Over the last 30 years, the internet has accumulated the breadth of human knowledge and experience and placed it at our fingertips. You can find almost anything on the internet—the answer to any question, the text of any book, or a survey of the research of any particular field. AI enthusiasts and tech companies poised to profit off of AI promise that, having been trained on this breadth of knowledge, AI will deliver new ways of retrieving data from the internet to answer just about any question.

However, if AI chatbots truly are successful in wresting a significant number of our queries from the grasp of search engines, they will kick off their own death-spiral, taking much of the web with them. The success of AI will entail its own degradation.

The degradation of a dataset

Many AI-watchers have already pointed out that the popularity of AI chat products like OpenAI’s ChatGPT or Google’s Bard will trigger a negative feedback loop. Marketers and spammers will saturate the web with AI-generated content. Future models will be trained in this new environment, meaning that inevitably, researchers will scoop up much AI-generated content as they trawl the internet for new data to feed their model. That means new models will be trained on the hallucinations of their forbearers. Without vigorous fine-tuning and careful data sanitation, newer models will end up further removed from reality than earlier models.
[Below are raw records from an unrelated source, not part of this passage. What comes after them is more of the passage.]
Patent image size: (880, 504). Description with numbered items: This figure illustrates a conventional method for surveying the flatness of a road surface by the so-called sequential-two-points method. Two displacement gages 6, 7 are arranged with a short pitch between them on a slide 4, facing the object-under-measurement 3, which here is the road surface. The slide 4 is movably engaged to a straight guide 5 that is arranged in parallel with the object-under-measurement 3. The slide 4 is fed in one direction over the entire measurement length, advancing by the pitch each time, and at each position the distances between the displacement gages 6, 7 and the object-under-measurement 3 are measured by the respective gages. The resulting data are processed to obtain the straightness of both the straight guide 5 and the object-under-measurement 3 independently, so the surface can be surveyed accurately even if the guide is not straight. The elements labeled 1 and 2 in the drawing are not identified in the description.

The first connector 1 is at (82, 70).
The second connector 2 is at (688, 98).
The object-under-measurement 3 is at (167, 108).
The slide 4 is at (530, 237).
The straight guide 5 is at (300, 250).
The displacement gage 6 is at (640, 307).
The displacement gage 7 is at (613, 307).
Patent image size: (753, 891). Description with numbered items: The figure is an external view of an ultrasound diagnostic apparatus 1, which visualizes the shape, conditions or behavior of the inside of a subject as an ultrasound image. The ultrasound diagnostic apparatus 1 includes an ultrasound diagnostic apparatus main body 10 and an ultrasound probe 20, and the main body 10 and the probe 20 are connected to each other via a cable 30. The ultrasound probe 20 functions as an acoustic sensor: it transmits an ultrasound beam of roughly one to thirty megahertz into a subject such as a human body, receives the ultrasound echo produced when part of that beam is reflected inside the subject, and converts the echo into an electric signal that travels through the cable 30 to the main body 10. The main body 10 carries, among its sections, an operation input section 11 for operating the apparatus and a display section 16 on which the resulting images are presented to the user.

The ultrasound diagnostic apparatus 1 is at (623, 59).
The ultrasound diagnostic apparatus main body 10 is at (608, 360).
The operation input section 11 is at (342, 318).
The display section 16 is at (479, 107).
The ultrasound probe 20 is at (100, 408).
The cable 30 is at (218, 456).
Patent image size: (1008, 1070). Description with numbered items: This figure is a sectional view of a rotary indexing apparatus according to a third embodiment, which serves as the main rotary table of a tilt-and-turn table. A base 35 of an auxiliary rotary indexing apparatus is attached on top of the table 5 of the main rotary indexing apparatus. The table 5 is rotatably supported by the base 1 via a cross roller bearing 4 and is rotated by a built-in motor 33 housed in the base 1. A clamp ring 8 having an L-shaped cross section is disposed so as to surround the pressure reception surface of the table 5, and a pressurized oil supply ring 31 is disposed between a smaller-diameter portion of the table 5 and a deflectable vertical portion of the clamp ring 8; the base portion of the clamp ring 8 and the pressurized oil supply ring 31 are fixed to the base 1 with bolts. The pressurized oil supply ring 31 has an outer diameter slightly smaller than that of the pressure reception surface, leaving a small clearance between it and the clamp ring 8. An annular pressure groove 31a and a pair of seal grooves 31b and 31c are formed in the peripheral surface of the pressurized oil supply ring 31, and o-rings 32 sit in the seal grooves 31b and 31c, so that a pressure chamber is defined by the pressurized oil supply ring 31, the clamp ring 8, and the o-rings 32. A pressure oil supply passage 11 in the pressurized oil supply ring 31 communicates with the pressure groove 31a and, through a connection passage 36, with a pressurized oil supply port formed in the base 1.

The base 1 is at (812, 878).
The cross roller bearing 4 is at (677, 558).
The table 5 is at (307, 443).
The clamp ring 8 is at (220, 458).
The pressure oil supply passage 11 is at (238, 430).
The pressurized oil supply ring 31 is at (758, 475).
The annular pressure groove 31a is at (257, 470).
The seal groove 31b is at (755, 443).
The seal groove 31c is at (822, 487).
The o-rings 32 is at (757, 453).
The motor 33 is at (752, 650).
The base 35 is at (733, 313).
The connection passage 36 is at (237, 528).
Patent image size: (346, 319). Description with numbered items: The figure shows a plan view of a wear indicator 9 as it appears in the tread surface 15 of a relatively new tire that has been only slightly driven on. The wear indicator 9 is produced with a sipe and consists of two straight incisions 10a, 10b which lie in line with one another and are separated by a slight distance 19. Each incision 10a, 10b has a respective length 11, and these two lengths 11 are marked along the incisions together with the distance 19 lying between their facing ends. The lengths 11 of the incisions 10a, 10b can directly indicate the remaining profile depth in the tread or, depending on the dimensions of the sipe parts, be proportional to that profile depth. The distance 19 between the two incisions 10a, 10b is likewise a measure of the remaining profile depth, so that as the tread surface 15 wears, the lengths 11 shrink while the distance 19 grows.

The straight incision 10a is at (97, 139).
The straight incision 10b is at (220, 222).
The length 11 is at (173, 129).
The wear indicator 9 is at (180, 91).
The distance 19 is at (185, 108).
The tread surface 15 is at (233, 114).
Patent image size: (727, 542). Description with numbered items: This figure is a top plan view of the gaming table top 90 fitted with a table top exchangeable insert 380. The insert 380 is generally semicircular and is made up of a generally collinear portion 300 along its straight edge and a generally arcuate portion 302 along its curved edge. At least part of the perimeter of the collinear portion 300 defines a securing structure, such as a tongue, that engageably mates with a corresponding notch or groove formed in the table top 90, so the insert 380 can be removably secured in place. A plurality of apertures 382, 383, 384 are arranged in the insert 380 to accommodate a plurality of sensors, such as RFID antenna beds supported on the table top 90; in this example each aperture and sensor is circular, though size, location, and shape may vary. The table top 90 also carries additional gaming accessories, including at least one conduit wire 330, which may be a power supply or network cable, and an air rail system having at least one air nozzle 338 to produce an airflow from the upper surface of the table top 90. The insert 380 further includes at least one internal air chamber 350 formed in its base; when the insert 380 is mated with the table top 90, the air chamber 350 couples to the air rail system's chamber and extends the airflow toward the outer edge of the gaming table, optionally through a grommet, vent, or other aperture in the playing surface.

This is scary enough, but there’s another way that AI chatbots may create a vicious cycle whose end result is to rot their training dataset (the internet).

The destruction of the web

Knowledge on the internet exists in a virtuous cycle: a user is interested in the answer to a particular question, so they ask a search engine to answer their question. The search engine returns websites with the answer to this question, and when one of these websites gets traffic from a search, they monetize that traffic in some way. The user gets their question answered and the website gets rewarded for adding a source of new knowledge to the web.

AI disrupts this cycle. When a user asks their question directly to an AI chatbot, no one—other than the website hosting the chatbot—gets traffic from this query. Without traffic, there will no longer be an incentive for a publisher to host a website with the answer to a particular query.

LLMs have been fed high-quality sources of data from the internet. Their purpose is to internalize this data and regurgitate it in some other way, which inherently removes the data from its initial context. Since the initial reason for sharing this data was monetization, and since no monetization can happen when data is accessed indirectly through an LLM, then the redirection of traffic from the initial data source to the LLM will snuff out that data source.

There will be no unaltruistic reason to post new data on the internet. Websites hosting knowledge will blink out, starved of their traffic and with them, high-quality sources of training data for AI models will disappear.

You might argue that products like Bing Chat include citations, which place data back into its context and continue the virtuous cycle of knowledge sharing. While I would agree that this is a step in the right direction, the purpose of the chat bot is still to be the main presenter of the data, while the purpose of the chatbot’s citation is to build trust with the chat bot. If LLM-based chat bots improve to the point that we often trust them without following the link to their citation (like how most people interact with Wikipedia), the cycle will be disrupted once again.

Until AI can be trusted not to hallucinate the answers to questions where the truth matters, I expect people will continue to use search engines rather than AI chatbots for their important queries. Without a systematic solution to the problem of hallucinations, it would be unwise to trust an AI over a search engine for the answer to an important question like “how many benadryls should I take for my allergies”. However, even if AI does find a way to guarantee truthful answers to most questions, this very use case will eat its own training data—and the internet.